Slusser asserts that millennials can’t be fooled by vague sales claims, such as “keeping a property secret will solicit more offers and a higher bid!” They’ve grown up, after all, in the Internet and information age. They know very well the value of making something “viral” and this requires a public disclosure of the property’s details, as well as a strong commitment of co-operation from the agent.

The facts, Slusser says, also don’t support the claim that “secrecy” and double-ending deals is needed to get the best price. Rather, research shows that a client will get a better deal if two different brokerages participate in the sale of a property and if the property is broadly advertised.

In order to protect yourself from litigation and a regulator’s complaint, it may be wise to follow the “SVN” approach and to disclose, disclose and disclose…and to co-operate. In fact the SVN philosophy mirrors the Canadian case law: agents are to “always act in your client’s best interests and (to) make full disclosure of everything you know respecting the sale of the property that would likely influence your client’s conduct.” (Ocean City Realty v A &M Holdings Ltd, [1987] BCJ No 593, 36 DLR (4th) 94 BCCA).

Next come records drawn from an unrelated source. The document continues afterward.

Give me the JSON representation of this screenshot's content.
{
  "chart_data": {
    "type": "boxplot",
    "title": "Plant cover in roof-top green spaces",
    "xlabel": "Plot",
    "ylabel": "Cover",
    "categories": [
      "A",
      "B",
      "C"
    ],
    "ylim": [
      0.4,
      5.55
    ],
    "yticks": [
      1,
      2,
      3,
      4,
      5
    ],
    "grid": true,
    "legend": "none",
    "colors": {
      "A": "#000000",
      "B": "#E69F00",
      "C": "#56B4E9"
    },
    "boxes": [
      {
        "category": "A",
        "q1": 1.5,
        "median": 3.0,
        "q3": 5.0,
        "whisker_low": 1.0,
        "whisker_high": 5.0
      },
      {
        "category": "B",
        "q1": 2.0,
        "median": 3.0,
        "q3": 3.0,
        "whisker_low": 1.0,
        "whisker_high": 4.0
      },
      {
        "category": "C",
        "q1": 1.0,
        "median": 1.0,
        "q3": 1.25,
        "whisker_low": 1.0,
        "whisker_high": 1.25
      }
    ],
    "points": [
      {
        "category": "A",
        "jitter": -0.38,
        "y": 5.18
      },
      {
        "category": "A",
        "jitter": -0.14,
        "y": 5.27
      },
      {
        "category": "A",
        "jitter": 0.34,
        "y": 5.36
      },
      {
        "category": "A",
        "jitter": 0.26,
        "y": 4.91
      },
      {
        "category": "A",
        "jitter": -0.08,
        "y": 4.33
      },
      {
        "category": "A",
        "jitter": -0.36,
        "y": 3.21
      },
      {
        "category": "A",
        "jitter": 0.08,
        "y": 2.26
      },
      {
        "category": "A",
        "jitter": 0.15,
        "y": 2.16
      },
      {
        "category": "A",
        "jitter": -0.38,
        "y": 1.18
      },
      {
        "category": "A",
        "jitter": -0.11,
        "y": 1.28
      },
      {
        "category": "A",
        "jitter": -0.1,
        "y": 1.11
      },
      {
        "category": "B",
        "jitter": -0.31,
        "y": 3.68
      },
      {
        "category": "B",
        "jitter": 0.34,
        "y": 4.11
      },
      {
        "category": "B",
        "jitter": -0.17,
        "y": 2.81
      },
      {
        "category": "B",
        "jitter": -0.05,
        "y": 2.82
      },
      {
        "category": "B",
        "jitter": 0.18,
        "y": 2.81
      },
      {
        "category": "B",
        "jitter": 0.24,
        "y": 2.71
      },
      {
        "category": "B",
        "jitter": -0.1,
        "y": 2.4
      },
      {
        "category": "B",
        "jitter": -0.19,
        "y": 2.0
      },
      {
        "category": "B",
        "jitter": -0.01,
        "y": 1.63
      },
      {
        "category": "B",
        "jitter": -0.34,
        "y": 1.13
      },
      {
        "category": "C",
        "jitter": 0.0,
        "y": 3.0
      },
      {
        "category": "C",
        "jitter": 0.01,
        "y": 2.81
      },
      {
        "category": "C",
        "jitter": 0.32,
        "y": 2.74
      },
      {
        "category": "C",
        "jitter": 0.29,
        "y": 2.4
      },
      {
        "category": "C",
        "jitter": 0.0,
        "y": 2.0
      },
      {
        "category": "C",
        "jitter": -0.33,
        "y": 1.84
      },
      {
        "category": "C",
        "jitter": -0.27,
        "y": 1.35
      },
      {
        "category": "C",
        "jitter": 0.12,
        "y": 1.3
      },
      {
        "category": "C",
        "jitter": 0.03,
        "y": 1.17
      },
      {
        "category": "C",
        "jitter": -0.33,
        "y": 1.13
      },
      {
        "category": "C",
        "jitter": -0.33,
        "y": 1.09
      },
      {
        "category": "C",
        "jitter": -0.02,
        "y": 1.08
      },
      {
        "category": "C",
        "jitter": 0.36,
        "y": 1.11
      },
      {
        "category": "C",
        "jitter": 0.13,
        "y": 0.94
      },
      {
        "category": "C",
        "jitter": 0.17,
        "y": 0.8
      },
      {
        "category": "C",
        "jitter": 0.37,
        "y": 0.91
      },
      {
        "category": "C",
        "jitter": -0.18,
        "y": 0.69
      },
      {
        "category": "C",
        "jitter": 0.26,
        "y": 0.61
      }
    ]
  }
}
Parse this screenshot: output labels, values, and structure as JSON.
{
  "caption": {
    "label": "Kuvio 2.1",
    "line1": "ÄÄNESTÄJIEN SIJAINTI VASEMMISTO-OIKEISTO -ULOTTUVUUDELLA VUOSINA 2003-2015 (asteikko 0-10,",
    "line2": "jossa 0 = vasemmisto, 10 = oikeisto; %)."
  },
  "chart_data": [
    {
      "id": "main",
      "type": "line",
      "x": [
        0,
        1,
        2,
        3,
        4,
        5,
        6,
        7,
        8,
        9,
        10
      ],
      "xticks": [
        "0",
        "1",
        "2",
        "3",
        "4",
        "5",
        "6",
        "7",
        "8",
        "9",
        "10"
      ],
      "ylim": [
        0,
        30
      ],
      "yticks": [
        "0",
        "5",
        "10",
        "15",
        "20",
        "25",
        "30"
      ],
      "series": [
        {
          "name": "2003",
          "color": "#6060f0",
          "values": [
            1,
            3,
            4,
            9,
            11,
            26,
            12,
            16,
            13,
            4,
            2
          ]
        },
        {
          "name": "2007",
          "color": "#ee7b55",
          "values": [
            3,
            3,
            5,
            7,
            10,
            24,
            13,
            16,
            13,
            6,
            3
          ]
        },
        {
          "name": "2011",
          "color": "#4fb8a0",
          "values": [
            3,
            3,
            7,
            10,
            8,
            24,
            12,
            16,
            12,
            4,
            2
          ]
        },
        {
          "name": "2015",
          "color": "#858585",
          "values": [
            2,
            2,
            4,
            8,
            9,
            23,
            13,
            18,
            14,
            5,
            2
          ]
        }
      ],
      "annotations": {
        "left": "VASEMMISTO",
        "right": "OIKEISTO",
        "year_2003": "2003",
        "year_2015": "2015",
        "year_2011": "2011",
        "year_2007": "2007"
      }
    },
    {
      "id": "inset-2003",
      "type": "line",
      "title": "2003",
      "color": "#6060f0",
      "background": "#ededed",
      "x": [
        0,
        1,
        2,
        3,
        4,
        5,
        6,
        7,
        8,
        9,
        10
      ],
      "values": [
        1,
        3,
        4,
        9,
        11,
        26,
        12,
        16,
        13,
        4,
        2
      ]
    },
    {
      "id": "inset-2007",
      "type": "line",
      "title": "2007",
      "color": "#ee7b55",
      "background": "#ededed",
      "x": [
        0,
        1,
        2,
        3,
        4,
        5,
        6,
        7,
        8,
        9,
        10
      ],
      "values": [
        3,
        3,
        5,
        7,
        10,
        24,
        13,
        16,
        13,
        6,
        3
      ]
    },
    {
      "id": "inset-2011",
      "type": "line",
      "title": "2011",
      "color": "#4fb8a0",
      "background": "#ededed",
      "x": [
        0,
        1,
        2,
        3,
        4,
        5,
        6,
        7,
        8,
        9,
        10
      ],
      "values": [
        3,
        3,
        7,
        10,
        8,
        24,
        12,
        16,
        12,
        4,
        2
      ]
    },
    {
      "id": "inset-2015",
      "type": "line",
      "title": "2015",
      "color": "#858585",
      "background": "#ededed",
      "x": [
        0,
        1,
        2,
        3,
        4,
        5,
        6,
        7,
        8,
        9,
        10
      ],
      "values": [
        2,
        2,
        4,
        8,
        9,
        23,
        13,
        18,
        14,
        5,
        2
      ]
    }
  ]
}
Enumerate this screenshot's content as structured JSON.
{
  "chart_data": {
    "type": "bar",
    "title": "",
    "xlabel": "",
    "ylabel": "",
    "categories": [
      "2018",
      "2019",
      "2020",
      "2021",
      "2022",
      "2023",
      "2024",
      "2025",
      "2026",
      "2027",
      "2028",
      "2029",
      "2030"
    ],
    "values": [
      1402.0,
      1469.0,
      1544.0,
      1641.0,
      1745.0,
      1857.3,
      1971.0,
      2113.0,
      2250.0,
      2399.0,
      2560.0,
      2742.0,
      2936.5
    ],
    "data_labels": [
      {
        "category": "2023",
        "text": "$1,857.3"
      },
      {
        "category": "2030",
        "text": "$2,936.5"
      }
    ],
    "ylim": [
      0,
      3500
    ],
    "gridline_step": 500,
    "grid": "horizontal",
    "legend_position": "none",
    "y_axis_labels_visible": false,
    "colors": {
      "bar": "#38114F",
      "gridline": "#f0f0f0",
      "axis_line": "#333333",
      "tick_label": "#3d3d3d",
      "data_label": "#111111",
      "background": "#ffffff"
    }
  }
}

If this isn’t enough of a reason to rethink how you practice real estate sales, there’s another benefit of following “the law”. It’s a benefit with which we all should be concerned: disclosing and co-operating helps repair the damaged reputation of agents among the public and shows that we offer value as skilled advisors who help our clients navigate the complexities and nuances of a deal.

This article offers general comments on legal issues and developments of concern to business organizations and individuals and is not intended to provide legal opinions. Readers should seek professional legal advice on the particular issues that concern.